Im Interesse von Frieden und Sicherheit müsse der Iran in der internationalen Gemeinschaft Vertrauen aufbauen, dass sein Atomprogramm ausschließlich friedlicher Natur sei, sagte Ban am Donnerstag auf dem Gipfeltreffen der Blockfreien Staaten (NAM) in Teheran. Dies könne geschehen, indem der Iran die Resolutionen des Weltsicherheitsrates befolge und ernsthaft mit der Atomenergiebehörde (IAEA) in Wien zusammenarbeite.
Zuvor hatte der religiöse Führer im Iran, Ajatollah Ali Chamenei, erklärt, dass sein Land keine Atomwaffen entwickle. «Wir stellen keine Atomwaffen her und werden dies auch niemals tun», sagte Chamenei.
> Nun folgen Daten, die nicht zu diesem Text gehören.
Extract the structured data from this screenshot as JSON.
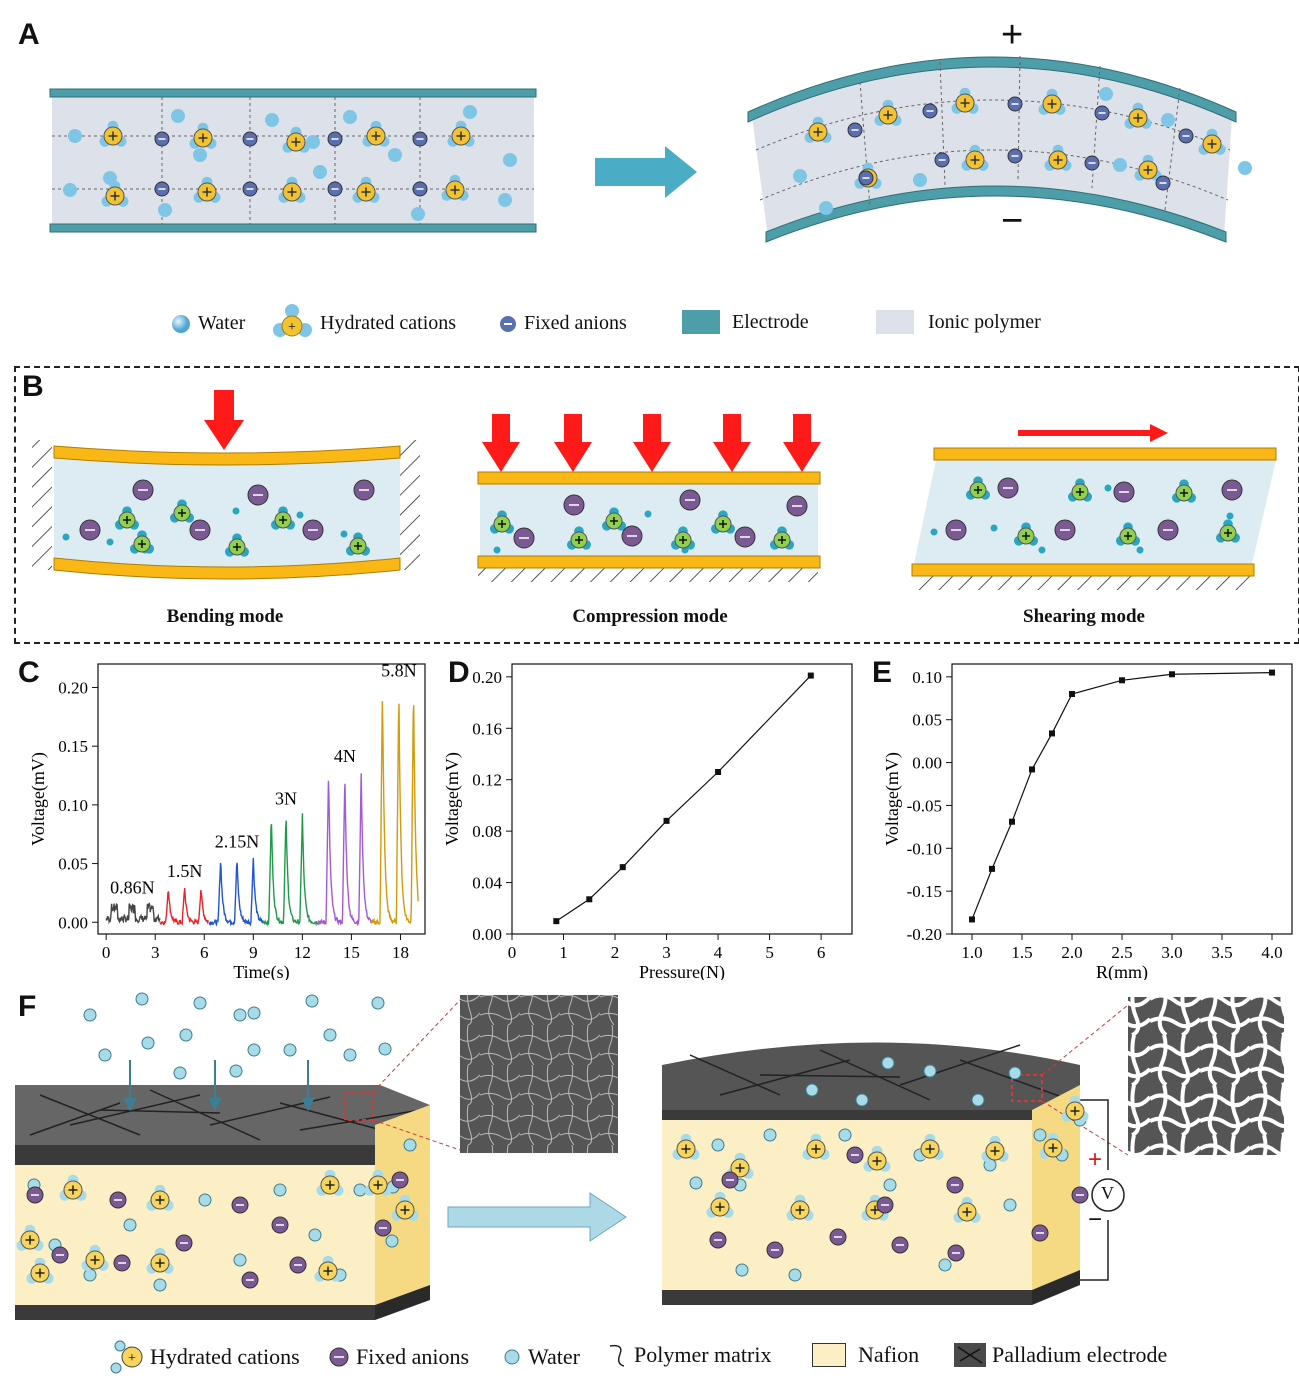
{
  "panel_labels": {
    "a": "A",
    "b": "B",
    "c": "C",
    "d": "D",
    "e": "E",
    "f": "F"
  },
  "panel_a": {
    "plus_sign": "+",
    "minus_sign": "−",
    "legend": {
      "water": "Water",
      "hydrated_cations": "Hydrated cations",
      "fixed_anions": "Fixed anions",
      "electrode": "Electrode",
      "ionic_polymer": "Ionic polymer"
    },
    "colors": {
      "electrode": "#4d9ea8",
      "polymer": "#dde1ea",
      "water": "#7fc6e6",
      "cation": "#f1c232",
      "anion": "#5a6fb0"
    }
  },
  "panel_b": {
    "captions": {
      "bending": "Bending mode",
      "compression": "Compression mode",
      "shearing": "Shearing mode"
    },
    "colors": {
      "electrode": "#f9b816",
      "polymer": "#dcecf2",
      "arrow": "#ff1a1a",
      "anion": "#7b5a94",
      "cation": "#8fd14f"
    }
  },
  "chart_c": {
    "type": "line",
    "xlabel": "Time(s)",
    "ylabel": "Voltage(mV)",
    "xlim": [
      -0.5,
      19.5
    ],
    "ylim": [
      -0.01,
      0.22
    ],
    "xticks": [
      "0",
      "3",
      "6",
      "9",
      "12",
      "15",
      "18"
    ],
    "yticks": [
      "0.00",
      "0.05",
      "0.10",
      "0.15",
      "0.20"
    ],
    "series": [
      {
        "name": "0.86N",
        "color": "#444444",
        "x_range": [
          0,
          3.3
        ],
        "peaks": [
          0.5,
          1.6,
          2.7
        ],
        "amplitude": 0.016
      },
      {
        "name": "1.5N",
        "color": "#e8262a",
        "x_range": [
          3.3,
          6.3
        ],
        "peaks": [
          3.8,
          4.8,
          5.8
        ],
        "amplitude": 0.03
      },
      {
        "name": "2.15N",
        "color": "#1f55d6",
        "x_range": [
          6.3,
          9.6
        ],
        "peaks": [
          7.0,
          8.0,
          9.0
        ],
        "amplitude": 0.055
      },
      {
        "name": "3N",
        "color": "#1e9a4a",
        "x_range": [
          9.6,
          12.9
        ],
        "peaks": [
          10.1,
          11.0,
          12.0
        ],
        "amplitude": 0.092
      },
      {
        "name": "4N",
        "color": "#a35ad6",
        "x_range": [
          12.9,
          16.2
        ],
        "peaks": [
          13.6,
          14.6,
          15.6
        ],
        "amplitude": 0.128
      },
      {
        "name": "5.8N",
        "color": "#d49a0a",
        "x_range": [
          16.2,
          19.1
        ],
        "peaks": [
          16.9,
          17.9,
          18.8
        ],
        "amplitude": 0.201
      }
    ]
  },
  "chart_d": {
    "type": "line",
    "xlabel": "Pressure(N)",
    "ylabel": "Voltage(mV)",
    "xlim": [
      0,
      6.6
    ],
    "ylim": [
      0,
      0.21
    ],
    "xticks": [
      "0",
      "1",
      "2",
      "3",
      "4",
      "5",
      "6"
    ],
    "yticks": [
      "0.00",
      "0.04",
      "0.08",
      "0.12",
      "0.16",
      "0.20"
    ],
    "x": [
      0.86,
      1.5,
      2.15,
      3,
      4,
      5.8
    ],
    "y": [
      0.01,
      0.027,
      0.052,
      0.088,
      0.126,
      0.201
    ]
  },
  "chart_e": {
    "type": "line",
    "xlabel": "R(mm)",
    "ylabel": "Voltage(mV)",
    "xlim": [
      0.8,
      4.2
    ],
    "ylim": [
      -0.2,
      0.115
    ],
    "xticks": [
      "1.0",
      "1.5",
      "2.0",
      "2.5",
      "3.0",
      "3.5",
      "4.0"
    ],
    "yticks": [
      "0.10",
      "0.05",
      "0.00",
      "-0.05",
      "-0.10",
      "-0.15",
      "-0.20"
    ],
    "x": [
      1.0,
      1.2,
      1.4,
      1.6,
      1.8,
      2.0,
      2.5,
      3.0,
      4.0
    ],
    "y": [
      -0.183,
      -0.124,
      -0.069,
      -0.008,
      0.034,
      0.08,
      0.096,
      0.103,
      0.105
    ]
  },
  "panel_f": {
    "plus_sign": "+",
    "minus_sign": "−",
    "voltmeter": "V",
    "legend": {
      "hydrated_cations": "Hydrated cations",
      "fixed_anions": "Fixed anions",
      "water": "Water",
      "polymer_matrix": "Polymer matrix",
      "nafion": "Nafion",
      "palladium_electrode": "Palladium electrode"
    },
    "colors": {
      "nafion": "#fcefc6",
      "electrode": "#4a4a4a",
      "cation": "#f7d45c",
      "anion": "#7b5a94",
      "water": "#a8dbe8",
      "arrow": "#add8e6"
    }
  }
}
Der Iran werde aber sein Recht auf eine friedliche Nutzung der Atomenergie nicht aufgeben.
Verbale Angriffe auf Israel
Der Westen verdächtigt den Iran, unter dem Deckmantel einer zivilen Forschung Atomwaffen bauen zu wollen. Chamenei wies dies als «Lüge» der USA zurück.
UN-Generalsekretär Ban forderte die iranische Führung außerdem auf, ihre verbalen Angriffe auf Israel zu beenden. Erklärungen, wonach das UN-Mitglied Israel kein Existenzrecht habe, seien nicht nur total falsch, sondern untergrüben auch die Prinzipien der Vereinten Nationen. Dies gelte auch für die Beschreibung Israels mit rassistischen Worten.